In this work the preparation of drug loaded polymeric nanoparticles using electrospraying method and their subsequent characterization is presented. Our purpose was to incorporate the drug with extremely low solubility and low oxidative stability into polyvinylpyrolidone nanoparticles in order to improve its solubility and preserve its chemical stability and hence evaluate the ability of the technology to stabilize such systems in nanoparticulate form.

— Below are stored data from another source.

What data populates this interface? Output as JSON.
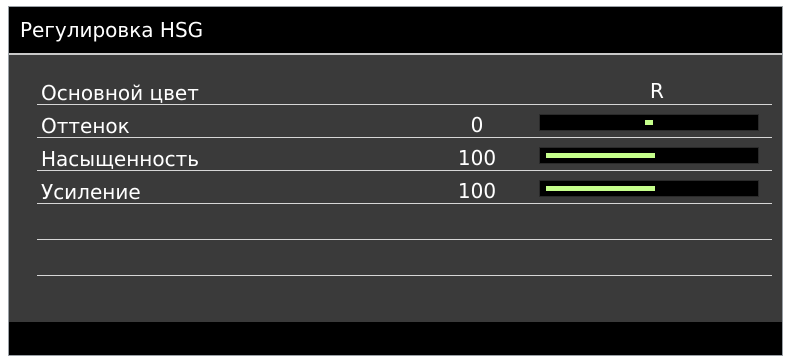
{
  "window": {
    "title": "Регулировка HSG"
  },
  "colors": {
    "background": "#3a3a3a",
    "header": "#000000",
    "bar_fill": "#c6ff8c",
    "bar_track": "#000000",
    "text": "#ffffff"
  },
  "menu": {
    "primary_color": {
      "label": "Основной цвет",
      "value": "R"
    },
    "hue": {
      "label": "Оттенок",
      "value": "0",
      "level": 0
    },
    "saturation": {
      "label": "Насыщенность",
      "value": "100",
      "level": 100
    },
    "gain": {
      "label": "Усиление",
      "value": "100",
      "level": 100
    }
  }
}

Through the initial screening and optimization of process parameters and polymer solution properties, we detected different morphologies of electrosprayed product particles, where the use of lower molecular weight polymer resulted in a higher process instability as well as in a broader particle size distribution. On the other hand, the solution containing polyvinylpyrolidone with higher molecular weight showed sensitivity to different flow rates and electric field changes, which again resulted in differing the particle size and morphology. The electrosprayed products, prepared by sufficient process stability and having adequately narrow size distribution span, showed lower initial simvastatin contents than theoretically expected, which indicated an oxidative drug degradation already during the electrospraying process. The addition of antioxidants improved simvastatin chemical stability in the particles, during the process itself as well as after accelerated stability study. With an addition of butylated hydroxyanisole antioxidant mixture into initial polymer solution more than 95% of the drug content was preserved after one month at accelerated conditions, whereas in formulations without antioxidants simvastatin content was less than 6%. Antioxidants addition however did not influence only simvastatin stability but also simvastatin solubility. Surprisingly, antioxidants addition did decrease drug solubility in buffers (pH=4 and pH=6.8) for more than a half without any solid state changes of simvastatin. Potential hydrophobic interaction between simvastatin and antioxidants are hindering the drug solubility in the respective buffer, despite drug being in amorphous state.